Fearless
(Senza paura) è il nuovo film di Peter
Weir, regista australiano autore di film memorabili nello scavare
nell'ombra dell'animo umano, esposto ora alla minaccia ancestrale della
natura (Picnic ad Hanging Rock,
L'ultima onda),
ora all'imprevedibile reazione della propria sensibilità di fronte
agli stimoli culturali di una società lacerata (Gli
anni spezzati, L'attimo
fuggente). Questo nuovo lavoro scava ancora una volta in entrambe
le direzioni, mettendosi drammaticamente a confronto con l'essenza del
vivere e con il mistero della morte.
Max Klein (Jeff Bridges) è un aitante architetto miracolosamente
sopravvissuto ad un disastro aereo. Le prime, straordinarie sequenze ce
lo presentano mentre guida un gruppo di sopravvissuti attraverso un campo
di granturco: ne escono come da una giungla d'incubo, passano accanto ai
tronconi del velivolo distrutto, si incontrano con i primi soccorritori.
E mentre Max vaga stralunato, come un angelo della provvidenza tra la catastrofe,
lo sguardo della macchina da presa s'allarga sui campi "falciati"
dall'impatto e la panoramica dall'alto visualizza in tutta la sua concretezza
l'entità della tragedia.
Un incipit di grande effetto in cui la parabola narrativa di
Fearless
è praticamente già conclusa: Max è un uomo nuovo che
ha visto in faccia la morte e che non può continuare a vivere come
prima nell'ipocrisia del quotidiano. Il suo ruolo di "eroe" non
lo tocca, si trova a disagio nei cliché borghesi del suo ambiente,
non comunica più né con la moglie (Isabella Rossellini) né
col figlio. Le sue attenzioni si riversano su Carla, un'altra sopravvissuta
(ma che nella tragedia ha perso il suo bambino), e con lei prova a ricostruire
un senso del vivere in cui i due credono di poter viaggiare come fantasmi
attraverso gli eventi, liberi di apprezzare solipsisticamente "l'odore,
il sapore, la bellezza della vita", invulnerabili al pericolo
ed alle preoccupazioni poiché "superare la paura dà
euforia, diventa una droga".
Weir, in quanto australiano costretto all'esperienza continua del trasporto
aereo, ha apertamente dichiarato il suo personale coinvolgimento emotivo
nell'affrontare una simile tematica ("volare è una di quelle
rare situazioni della vita moderna in cui siamo costretti a prendere coscienza
della nostra mortalità"), ma al suo sforzo di coniugare,
in feconda riflessione, scetticismo e fede, razionalità e istinto,
arte e misticismo non sempre corrisponde una dinamica cinematografica convincente.

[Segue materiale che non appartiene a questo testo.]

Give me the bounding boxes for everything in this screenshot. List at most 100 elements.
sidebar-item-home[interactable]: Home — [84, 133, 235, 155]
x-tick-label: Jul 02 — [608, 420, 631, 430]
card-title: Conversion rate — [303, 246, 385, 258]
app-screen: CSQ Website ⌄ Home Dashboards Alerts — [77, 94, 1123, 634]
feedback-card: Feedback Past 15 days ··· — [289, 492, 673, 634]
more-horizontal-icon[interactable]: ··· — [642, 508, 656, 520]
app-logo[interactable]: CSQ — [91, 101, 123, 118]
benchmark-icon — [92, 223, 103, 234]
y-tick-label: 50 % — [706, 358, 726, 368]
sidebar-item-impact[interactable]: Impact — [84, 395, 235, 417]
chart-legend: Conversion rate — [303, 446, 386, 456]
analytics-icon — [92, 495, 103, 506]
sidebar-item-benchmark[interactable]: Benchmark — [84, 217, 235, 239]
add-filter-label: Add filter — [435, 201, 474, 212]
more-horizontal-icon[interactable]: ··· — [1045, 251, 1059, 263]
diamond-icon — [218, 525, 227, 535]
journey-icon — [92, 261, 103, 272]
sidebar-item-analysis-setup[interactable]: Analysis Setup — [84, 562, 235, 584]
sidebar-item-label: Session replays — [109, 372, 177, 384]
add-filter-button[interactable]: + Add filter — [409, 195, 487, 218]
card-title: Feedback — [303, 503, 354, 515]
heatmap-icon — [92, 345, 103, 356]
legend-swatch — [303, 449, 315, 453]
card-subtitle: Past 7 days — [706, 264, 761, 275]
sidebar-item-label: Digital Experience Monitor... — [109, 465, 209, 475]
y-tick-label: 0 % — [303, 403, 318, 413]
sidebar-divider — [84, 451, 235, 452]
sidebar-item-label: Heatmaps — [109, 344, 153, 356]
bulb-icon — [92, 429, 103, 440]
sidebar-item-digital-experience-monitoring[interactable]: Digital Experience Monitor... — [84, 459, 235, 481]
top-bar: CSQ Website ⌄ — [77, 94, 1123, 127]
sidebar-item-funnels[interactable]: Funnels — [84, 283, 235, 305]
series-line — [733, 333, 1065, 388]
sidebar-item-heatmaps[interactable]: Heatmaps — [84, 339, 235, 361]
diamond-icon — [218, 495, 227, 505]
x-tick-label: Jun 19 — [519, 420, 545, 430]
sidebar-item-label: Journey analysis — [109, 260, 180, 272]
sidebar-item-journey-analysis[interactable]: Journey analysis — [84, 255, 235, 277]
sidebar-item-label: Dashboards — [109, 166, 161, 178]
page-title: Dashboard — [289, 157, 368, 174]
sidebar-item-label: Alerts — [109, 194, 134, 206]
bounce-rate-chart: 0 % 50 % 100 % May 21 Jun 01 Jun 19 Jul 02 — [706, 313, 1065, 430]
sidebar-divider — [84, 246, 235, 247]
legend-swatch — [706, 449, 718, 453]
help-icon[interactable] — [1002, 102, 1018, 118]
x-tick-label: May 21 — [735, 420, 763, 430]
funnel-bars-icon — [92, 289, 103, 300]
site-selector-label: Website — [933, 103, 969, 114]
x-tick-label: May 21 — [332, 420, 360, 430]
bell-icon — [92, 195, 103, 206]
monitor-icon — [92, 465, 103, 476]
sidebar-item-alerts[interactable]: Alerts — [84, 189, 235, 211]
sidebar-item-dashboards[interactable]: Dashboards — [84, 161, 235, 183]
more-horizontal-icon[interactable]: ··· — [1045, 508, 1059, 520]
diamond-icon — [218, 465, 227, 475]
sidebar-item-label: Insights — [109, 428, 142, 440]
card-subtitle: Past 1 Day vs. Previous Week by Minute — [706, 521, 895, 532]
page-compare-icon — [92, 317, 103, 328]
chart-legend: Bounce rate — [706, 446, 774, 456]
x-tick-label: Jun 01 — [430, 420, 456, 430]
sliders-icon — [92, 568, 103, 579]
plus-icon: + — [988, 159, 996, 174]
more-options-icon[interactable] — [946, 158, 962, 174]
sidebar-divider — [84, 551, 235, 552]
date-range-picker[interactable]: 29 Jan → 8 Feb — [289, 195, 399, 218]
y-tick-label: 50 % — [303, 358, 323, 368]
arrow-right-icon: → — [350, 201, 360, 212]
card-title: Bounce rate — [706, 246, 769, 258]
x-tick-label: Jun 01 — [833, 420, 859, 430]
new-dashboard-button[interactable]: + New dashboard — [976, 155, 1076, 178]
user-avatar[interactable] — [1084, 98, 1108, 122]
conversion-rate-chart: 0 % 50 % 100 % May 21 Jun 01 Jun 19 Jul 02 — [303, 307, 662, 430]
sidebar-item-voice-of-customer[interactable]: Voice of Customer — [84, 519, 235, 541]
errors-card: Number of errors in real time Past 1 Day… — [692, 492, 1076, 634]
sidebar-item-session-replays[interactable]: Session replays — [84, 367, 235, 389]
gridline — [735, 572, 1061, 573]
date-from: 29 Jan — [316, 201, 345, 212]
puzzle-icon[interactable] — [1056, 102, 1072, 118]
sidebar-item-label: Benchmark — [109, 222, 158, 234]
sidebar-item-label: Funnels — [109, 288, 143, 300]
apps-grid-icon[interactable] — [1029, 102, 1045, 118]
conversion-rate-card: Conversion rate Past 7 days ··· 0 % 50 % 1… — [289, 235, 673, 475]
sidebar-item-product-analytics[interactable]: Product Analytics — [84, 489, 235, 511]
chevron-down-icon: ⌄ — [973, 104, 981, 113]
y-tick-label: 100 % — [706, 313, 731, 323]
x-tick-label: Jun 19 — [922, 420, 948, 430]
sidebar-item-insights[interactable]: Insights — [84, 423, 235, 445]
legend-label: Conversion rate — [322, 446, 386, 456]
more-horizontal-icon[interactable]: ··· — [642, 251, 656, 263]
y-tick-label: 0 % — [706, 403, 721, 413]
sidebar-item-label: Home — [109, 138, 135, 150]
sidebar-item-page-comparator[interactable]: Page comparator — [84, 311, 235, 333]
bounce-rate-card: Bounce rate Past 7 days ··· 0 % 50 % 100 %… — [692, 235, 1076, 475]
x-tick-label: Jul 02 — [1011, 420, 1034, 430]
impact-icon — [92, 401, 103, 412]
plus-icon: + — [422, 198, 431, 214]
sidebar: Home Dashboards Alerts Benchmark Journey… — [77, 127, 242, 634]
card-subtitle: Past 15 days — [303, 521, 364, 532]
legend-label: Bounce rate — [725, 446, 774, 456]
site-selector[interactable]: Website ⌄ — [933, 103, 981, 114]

Eppure, tra tanto cinema di banali certezze, ben venga l'irrisolutezza
di un'opera come questa che, attraverso, le contraddizioni di uno stile
cinematografico non perfetto, prova a rispondere, con sofferta sincerità,
alle contraddizioni del vivere, ben più imperfetto, di questo XX
secolo. Almeno per una volta Max e Carla arrivano a capire meglio se stessi
e sanno darsi fiducia reciproca: "Gli Stati Uniti sono finiti,
ma tu ed io siamo in splendida forma!"